Jim opened his mouth, shut it again. Obviously he took a moment to consider the consequences. “It’s a damn good movie,” he said after a moment, “but it ain’t no Red River.”
IF NUISANCE CALLS were to be the norm, Nate considered he might have made the right decision in coming to Lunacy. Sibling brawls were probably his top speed these days.
He wasn’t looking for challenges.
The Mackie brothers hadn’t posed one. His round with Bill had gone along the same lines as his round with Jim, though Bill had argued passionately, and with considerable articulation, regarding Stagecoach. He hadn’t seemed nearly as upset at being punched in the face as he was about having his favorite movie dissed.

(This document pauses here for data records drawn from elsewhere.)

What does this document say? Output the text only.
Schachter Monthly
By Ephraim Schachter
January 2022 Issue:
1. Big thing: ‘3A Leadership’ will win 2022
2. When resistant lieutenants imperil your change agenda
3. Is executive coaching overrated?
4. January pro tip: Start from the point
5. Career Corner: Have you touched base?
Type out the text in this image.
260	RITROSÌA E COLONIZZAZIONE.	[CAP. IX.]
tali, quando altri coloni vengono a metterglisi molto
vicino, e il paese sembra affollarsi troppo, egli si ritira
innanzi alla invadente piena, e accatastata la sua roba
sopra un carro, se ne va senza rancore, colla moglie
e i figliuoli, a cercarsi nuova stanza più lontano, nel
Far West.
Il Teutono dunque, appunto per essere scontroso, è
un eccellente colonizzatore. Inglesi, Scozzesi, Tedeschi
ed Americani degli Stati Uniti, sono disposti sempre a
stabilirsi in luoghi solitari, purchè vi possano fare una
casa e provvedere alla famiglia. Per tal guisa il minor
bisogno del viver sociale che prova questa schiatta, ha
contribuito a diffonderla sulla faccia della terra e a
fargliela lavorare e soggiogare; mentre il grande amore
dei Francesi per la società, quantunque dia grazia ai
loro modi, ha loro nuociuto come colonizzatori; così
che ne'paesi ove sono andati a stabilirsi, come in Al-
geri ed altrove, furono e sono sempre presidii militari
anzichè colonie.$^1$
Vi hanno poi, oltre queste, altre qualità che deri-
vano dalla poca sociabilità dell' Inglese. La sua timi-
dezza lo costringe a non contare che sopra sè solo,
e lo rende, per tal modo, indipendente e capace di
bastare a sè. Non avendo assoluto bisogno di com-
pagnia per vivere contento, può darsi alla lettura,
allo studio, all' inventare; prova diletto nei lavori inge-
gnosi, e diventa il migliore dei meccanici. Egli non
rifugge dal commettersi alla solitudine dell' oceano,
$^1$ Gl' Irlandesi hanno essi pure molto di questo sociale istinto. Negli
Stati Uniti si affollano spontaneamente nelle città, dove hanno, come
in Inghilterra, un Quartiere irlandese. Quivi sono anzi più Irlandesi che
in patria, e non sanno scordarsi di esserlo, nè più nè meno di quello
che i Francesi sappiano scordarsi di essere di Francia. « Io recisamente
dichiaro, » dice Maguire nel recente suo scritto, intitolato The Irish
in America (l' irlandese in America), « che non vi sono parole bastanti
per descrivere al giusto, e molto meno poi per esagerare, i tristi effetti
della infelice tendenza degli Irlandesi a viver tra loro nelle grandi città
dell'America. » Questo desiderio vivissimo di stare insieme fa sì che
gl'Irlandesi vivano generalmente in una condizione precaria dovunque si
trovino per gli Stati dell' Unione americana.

Peter stuck his head in the door. “Chief? Charlene says you should come over and have lunch on the house.”
“I appreciate that, but I’ve got to get ready for this meeting.” And he hadn’t missed the gleam in Charlene’s eyes when he’d hauled off Jim Mackie. “I’d like you to follow this one through, Peter. Go on over there, get a list of damages and replacement costs from Charlene. See that the Mackie boys get it, and pay the freight within forty-eight hours.”
“Sure thing. You handled that real slick, chief.”
“Wasn’t much to handle. I’m going to write the report. I’m going to want you to look it over, add anything you feel necessary.”
He looked around when he heard a window-rattling roar. “Earthquake? Volcano? Nuclear war?”
“Beaver,” Peter told him.
“I don’t care if it is Alaska, you don’t have beavers big enough to sound like that.”
With an appreciative laugh, Peter gestured to the window. “Meg Galloway’s plane. It’s a Beaver. She’s bringing in supplies.”
Swiveling around, Nate caught sight of the red plane, one that looked the size of a toy to him. Recalling he’d actually flown on one of about the same size, he felt the little pitch in the belly and turned away again.